In the 1890s, Nostar was home to a family of eight: Donald MacInnes (Domhall Nostair), his wife Chirsty, and their six children. Their story is quite tragic. Donald had acquired a 30-foot herring fishing boat in 1893, and in December of that year Donald and his crew of four went missing. 

The crew that sailed out with Donald on a December day in 1893 included his 15-year-old son Norman and three men from Eilean Anabaich, which lies three miles northwest of Rhenigidale. The men from Eilean Anabaich were Donald MacInnes’ brother-in-law Roderick Shaw, Roderick's son Angus, and  Roderick's brother Angus.

After anchoring off the west coast of the mainland with two other Rhenigidale boats, Claymore and Try Again, the three ships set out to return home. A storm blew up when they were near the Shiants. It started snowing and they became separated. Only Claymore and Try Again made it home to Loch Seaforth. A few days later (Dec 12) a shepherd found two drowned men tied together on the shore near Sandwood Bay (pictured below), 60 miles from where they were last seen. 

The Sandwood shepherd was from Lewis and recognized the bodies as Donald MacInnes and his son Norman. (The two men were buried at Oldshoremore Cemetery, four miles south of Sandwood). A bit later a search party discovered the wreck of Donald’s boat north of Sandwood on Strathcailleach Beach. Then, on Dec 18, the bodies of Angus Shaw and his nephew were recovered and buried at Oldshoremore. The last of the five-man crew, Roderick Shaw, was never found.

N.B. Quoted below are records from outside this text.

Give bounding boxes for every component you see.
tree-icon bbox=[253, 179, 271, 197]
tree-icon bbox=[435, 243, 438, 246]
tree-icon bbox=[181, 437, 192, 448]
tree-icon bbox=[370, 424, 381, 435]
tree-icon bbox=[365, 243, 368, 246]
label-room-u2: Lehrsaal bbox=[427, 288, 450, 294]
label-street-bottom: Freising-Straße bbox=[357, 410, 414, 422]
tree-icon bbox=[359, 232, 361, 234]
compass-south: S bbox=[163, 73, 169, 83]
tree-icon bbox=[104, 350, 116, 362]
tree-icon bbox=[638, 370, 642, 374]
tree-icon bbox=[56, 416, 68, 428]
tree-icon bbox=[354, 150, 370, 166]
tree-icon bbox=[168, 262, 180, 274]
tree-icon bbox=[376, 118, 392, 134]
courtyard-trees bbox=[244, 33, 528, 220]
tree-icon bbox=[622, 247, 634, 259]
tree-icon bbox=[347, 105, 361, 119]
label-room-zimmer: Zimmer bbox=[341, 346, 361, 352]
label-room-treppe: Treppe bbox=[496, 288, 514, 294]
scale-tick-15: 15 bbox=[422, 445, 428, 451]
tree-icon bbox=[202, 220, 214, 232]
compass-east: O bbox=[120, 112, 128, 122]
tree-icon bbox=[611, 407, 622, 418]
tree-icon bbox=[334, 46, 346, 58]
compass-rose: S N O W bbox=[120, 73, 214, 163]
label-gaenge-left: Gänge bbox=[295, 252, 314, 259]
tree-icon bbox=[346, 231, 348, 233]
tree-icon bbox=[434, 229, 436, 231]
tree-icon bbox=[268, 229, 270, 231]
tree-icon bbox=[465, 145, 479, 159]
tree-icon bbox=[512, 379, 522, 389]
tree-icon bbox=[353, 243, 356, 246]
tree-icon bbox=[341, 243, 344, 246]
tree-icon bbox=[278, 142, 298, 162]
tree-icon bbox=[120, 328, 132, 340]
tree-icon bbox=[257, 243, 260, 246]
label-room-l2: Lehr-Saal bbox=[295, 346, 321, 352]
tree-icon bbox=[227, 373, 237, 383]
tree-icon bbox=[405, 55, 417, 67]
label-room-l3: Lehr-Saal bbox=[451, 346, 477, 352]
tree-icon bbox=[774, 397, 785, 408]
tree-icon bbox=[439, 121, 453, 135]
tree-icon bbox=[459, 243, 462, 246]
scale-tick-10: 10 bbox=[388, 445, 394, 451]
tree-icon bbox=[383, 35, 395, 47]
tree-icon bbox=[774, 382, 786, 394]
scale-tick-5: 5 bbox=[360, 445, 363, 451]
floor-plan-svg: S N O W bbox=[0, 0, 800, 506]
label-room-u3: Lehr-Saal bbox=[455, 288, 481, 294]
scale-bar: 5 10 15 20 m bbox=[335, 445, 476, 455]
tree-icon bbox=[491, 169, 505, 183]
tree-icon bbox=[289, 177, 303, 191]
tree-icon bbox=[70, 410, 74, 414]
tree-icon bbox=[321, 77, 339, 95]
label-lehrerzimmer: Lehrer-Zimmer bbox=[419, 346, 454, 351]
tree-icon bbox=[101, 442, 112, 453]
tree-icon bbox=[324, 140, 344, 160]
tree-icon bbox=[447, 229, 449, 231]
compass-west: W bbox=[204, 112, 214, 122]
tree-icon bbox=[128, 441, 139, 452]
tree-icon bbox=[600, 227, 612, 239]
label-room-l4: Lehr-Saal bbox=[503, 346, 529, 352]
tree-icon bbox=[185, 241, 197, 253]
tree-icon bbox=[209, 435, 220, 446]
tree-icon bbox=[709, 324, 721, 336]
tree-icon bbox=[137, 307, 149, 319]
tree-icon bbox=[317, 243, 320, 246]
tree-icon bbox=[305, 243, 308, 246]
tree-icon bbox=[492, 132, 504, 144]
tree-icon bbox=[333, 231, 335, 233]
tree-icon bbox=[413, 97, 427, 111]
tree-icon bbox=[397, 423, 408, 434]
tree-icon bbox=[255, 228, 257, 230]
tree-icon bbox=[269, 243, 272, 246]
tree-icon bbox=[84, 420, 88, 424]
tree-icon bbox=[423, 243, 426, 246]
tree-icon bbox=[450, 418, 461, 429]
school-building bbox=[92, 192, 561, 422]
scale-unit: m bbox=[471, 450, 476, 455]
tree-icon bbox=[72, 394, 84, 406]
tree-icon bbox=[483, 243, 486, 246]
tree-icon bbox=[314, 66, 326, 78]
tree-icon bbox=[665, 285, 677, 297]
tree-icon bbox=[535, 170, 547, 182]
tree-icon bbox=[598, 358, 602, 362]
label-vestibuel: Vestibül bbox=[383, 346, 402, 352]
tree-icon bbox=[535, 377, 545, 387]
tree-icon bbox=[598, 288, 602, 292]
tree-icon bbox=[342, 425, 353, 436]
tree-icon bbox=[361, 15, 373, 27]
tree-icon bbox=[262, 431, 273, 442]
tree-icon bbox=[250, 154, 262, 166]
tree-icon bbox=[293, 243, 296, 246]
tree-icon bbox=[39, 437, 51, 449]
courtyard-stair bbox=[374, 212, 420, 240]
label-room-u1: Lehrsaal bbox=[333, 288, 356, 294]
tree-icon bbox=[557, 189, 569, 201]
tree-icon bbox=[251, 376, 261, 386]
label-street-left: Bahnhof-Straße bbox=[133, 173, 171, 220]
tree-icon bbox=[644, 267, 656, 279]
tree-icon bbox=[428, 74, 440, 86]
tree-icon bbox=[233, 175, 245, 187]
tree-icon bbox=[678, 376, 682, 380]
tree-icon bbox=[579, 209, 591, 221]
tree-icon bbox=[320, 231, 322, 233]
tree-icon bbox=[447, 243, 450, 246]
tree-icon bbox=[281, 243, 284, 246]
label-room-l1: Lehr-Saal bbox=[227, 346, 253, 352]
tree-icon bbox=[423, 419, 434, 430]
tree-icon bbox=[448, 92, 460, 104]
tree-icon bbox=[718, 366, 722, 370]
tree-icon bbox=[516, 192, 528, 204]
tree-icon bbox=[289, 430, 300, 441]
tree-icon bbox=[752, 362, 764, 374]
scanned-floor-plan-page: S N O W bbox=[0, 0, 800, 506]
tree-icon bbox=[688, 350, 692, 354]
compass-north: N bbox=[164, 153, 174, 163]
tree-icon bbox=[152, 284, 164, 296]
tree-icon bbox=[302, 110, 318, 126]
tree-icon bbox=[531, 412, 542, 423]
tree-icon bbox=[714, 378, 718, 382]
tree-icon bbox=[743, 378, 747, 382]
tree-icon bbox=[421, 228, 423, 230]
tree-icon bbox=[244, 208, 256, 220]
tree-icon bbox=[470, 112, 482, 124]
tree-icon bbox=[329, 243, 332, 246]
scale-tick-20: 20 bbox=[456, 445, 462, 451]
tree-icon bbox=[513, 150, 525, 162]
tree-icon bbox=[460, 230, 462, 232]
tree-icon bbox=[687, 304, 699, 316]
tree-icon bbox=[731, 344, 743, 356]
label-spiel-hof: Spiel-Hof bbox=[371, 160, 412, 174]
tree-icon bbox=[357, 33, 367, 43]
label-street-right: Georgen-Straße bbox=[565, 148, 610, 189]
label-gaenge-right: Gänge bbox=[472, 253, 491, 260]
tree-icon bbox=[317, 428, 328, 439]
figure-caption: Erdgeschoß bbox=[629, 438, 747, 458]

Donald MacInnes of Nostar left behind his wife Chirsty and six children: Duncan (13), Roderick (11), William (9), Margaret (6), Marion (4), Donald (2), and Norman (10 months). Roderick Shaw of Eilean Anabaich left behind his wife Salvia (Donald MacInnes’ sister) and five children: Duncan (14), Donald (13), Kenneth (11), Margaret (8), and Mary Kate (18 months).

The most recent tenant of Nostar (that I know of) was Kenny MacKay, who still lives in Rhenigidale. Kenny was the last postman to have the route to Rhenigidale before the road was built in 1987, and his story is told in Rhenigidale: A Community’s Fight for Survival, published by Acair in 2016. An interesting reminder of Kenny’s time at Nostar is the rusting ruin of his tractor.


Also to be seen at Nostar is a strange object snaking its way down from the top of the ridge. It is the remains of a very long pipe set in place to bring fresh water down from a mountain loch to the shore. It was a failed attempt to come up with a way to clean sea lice from farmed salmon (freshwater kills the lice). It was a failure, but the fish farm is still there. (The location of the pipe is indicated with arrows in the next photo.)  The second photo below is looking east from Nostar to the fish farm and 1470-foot-high Caiteseal.


Here ends a stunning walk up the far shores of Loch Seaforth. If you are inclined to make it a loop walk, you can head west over the ridge from Nostar and then drop down to the road. From there, a two-mile walk will take you back to the hostel (pictured below). Otherwise, return the way you came.